All roads lead to Rome? NetraMark’s AI platform to assess biomarker guided treatment from ROME trial

A new collaboration between a Toronto-based artificial intelligence company and an Italian research foundation could sharpen the case for genomically guided cancer treatment and potentially reshape how payers evaluate precision oncology coverage decisions.

NetraMark Holdings announced last late month that it has entered a strategic research collaboration with Fondazione per la Medicina Personalizzata (FMP) to analyze the ROME Phase II oncology trial dataset using its proprietary NetraAI platform. The stated goal is to identify clinically actionable patient subgroups and biomarker-linked treatment patterns that could inform future precision oncology strategies and clinical trial design.

The ROME trial itself represents one of the most rigorous tests to date of whether matching therapies to a tumor's genomic profile delivered better outcomes than standard approaches. Published in Nature Medicine in September 2025, the multicenter, randomized, open-label study enrolled 1,794 patients with advanced solid tumors across 40 Italian oncology centers between November 2020 and August 2023. Investigators used comprehensive genomic profiling on tissue and blood samples to detect actionable alterations, then convened a molecular tumor board (MTB), a multidisciplinary panel of oncologists, pathologists, geneticists, and bioinformaticians, to guide treatment selection. Of the screened population, 897 patients were evaluated by the MTB and 400 were ultimately randomized to receive either tailored treatment or standard of care.

Patients receiving genomically matched therapy achieved a higher overall response rate (17.5% vs. 10%) and longer median progression-free survival (3.5 vs. 2.8 months). At 12 months, 22% of patients in the tailored arm remained progression-free, compared with just 8.3% in the standard-of-care group. Overall survival was similar between arms, though investigators attributed that largely to a 52% crossover rate from standard care to tailored therapy. Importantly, subgroup analyses showed the strongest benefits among patients with Microsatellite Instability-high tumors, high tumor mutational burden, and BRAF or HER2 alterations.

For managed care stakeholders, the ROME data carry practical implications. The trial provided randomized evidence, not just single-arm or retrospective data, that a tumor-agnostic precision oncology strategy guided by molecular profiling and expert review can meaningfully improve clinical outcomes. That distinction matters as payers continue to grapple with coverage frameworks for next-generation sequencing, tumor-agnostic therapies, and MTB-driven treatment decisions.

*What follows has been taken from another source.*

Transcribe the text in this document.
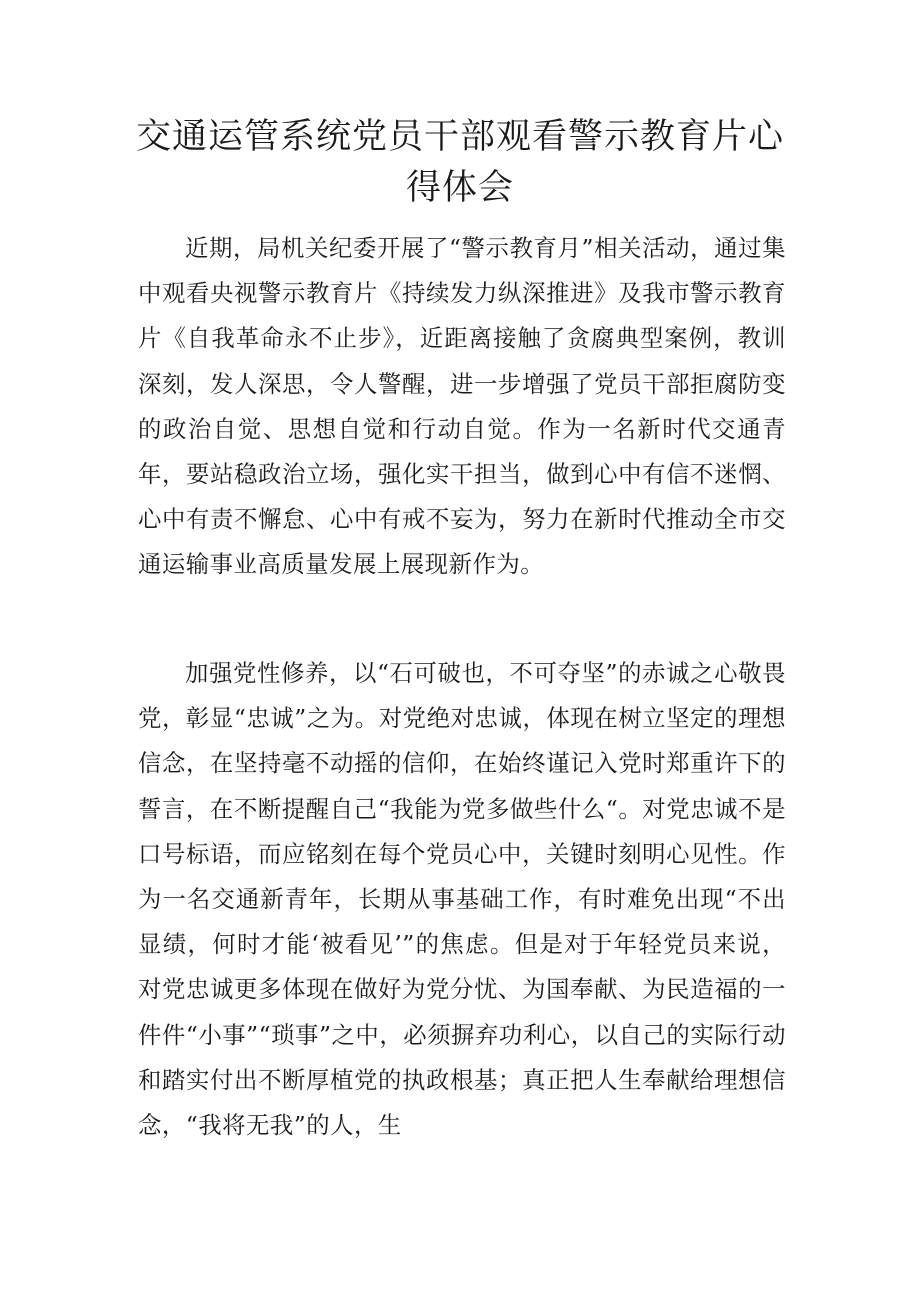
交通运管系统党员干部观看警示教育片心得体会

近期，局机关纪委开展了“警示教育月”相关活动，通过集中观看央视警示教育片《持续发力纵深推进》及我市警示教育片《自我革命永不止步》，近距离接触了贪腐典型案例，教训深刻，发人深思，令人警醒，进一步增强了党员干部拒腐防变的政治自觉、思想自觉和行动自觉。作为一名新时代交通青年，要站稳政治立场，强化实干担当，做到心中有信不迷惘、心中有责不懈怠、心中有戒不妄为，努力在新时代推动全市交通运输事业高质量发展上展现新作为。

加强党性修养，以“石可破也，不可夺坚”的赤诚之心敬畏党，彰显“忠诚”之为。对党绝对忠诚，体现在树立坚定的理想信念，在坚持毫不动摇的信仰，在始终谨记入党时郑重许下的誓言，在不断提醒自己“我能为党多做些什么“。对党忠诚不是口号标语，而应铭刻在每个党员心中，关键时刻明心见性。作为一名交通新青年，长期从事基础工作，有时难免出现“不出显绩，何时才能‘被看见’”的焦虑。但是对于年轻党员来说，对党忠诚更多体现在做好为党分忧、为国奉献、为民造福的一件件“小事”“琐事”之中，必须摒弃功利心，以自己的实际行动和踏实付出不断厚植党的执政根基；真正把人生奉献给理想信念，“我将无我”的人，生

The NetraMark collaboration adds another layer. The company's NetraAI platform is designed to uncover what it calls "model-derived subgroups”, concise, interpretable patient characterizations defined by small combinations of variables that may reveal disease structure and treatment-response dynamics not visible in conventional analyses. Applied to the ROME dataset, this approach could help identify which patient populations derive the greatest benefit from genomically guided care and which biomarker profiles most reliably predict treatment response, questions that sit at the center of payer coverage and utilization management discussions.

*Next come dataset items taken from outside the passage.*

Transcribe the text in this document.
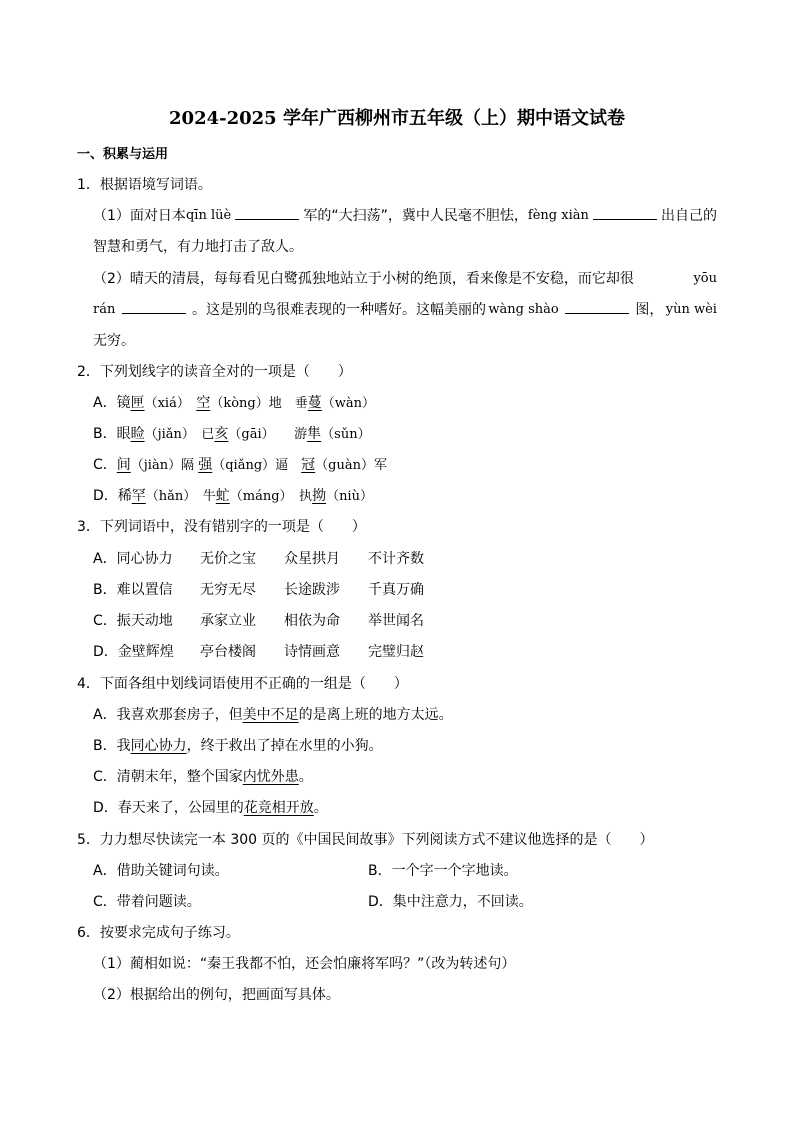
2024-2025 学年广西柳州市五年级（上）期中语文试卷
一、积累与运用
1．根据语境写词语。
（1）面对日本 qīn lüè	军的“大扫荡”，冀中人民毫不胆怯， fèng xiàn	出自己的
智慧和勇气，有力地打击了敌人。
（2）晴天的清晨，每每看见白鹭孤独地站立于小树的绝顶，看来像是不安稳，而它却很	yōu
rán	。这是别的鸟很难表现的一种嗜好。这幅美丽的 wàng shào	图， yùn wèi
无穷。
2．下列划线字的读音全对的一项是（　　）
A．镜匣（xiá）　空（kòng）地　垂蔓（wàn）
B．眼睑（jiǎn）　已亥（gāi）　　游隼（sǔn）
C．间（jiàn）隔 强（qiǎng）逼　冠（guàn）军
D．稀罕（hǎn）　牛虻（máng）　执拗（niù）
3．下列词语中，没有错别字的一项是（　　）
A．同心协力 无价之宝 众星拱月 不计齐数
B．难以置信 无穷无尽 长途跋涉 千真万确
C．振天动地 承家立业 相依为命 举世闻名
D．金壁辉煌 亭台楼阁 诗情画意 完璧归赵
4．下面各组中划线词语使用不正确的一组是（　　）
A．我喜欢那套房子，但美中不足的是离上班的地方太远。
B．我同心协力，终于救出了掉在水里的小狗。
C．清朝末年，整个国家内忧外患。
D．春天来了，公园里的花竞相开放。
5．力力想尽快读完一本 300 页的《中国民间故事》下列阅读方式不建议他选择的是（　　）
A．借助关键词句读。	B．一个字一个字地读。
C．带着问题读。	D．集中注意力，不回读。
6．按要求完成句子练习。
（1）蔺相如说：“秦王我都不怕，还会怕廉将军吗？”（改为转述句）
（2）根据给出的例句，把画面写具体。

The collaboration is also expected to strengthen NetraMark's precision oncology analytics capabilities and support future trial design, biomarker development, and enrichment strategies for other sponsors. For FMP, led by ROME principal investigator Paolo Marchetti, M.D., Ph.D., the partnership offers a chance to extract additional clinical value from a dataset that already has produced landmark findings. In NetrMark news release, Marchetti said “We are pleased to collaborate with NetraMark to evaluate how advanced, explainable analytics can help identify patient subgroups most likely to benefit from tailored approaches and support the evolution of precision-oncology decision frameworks.”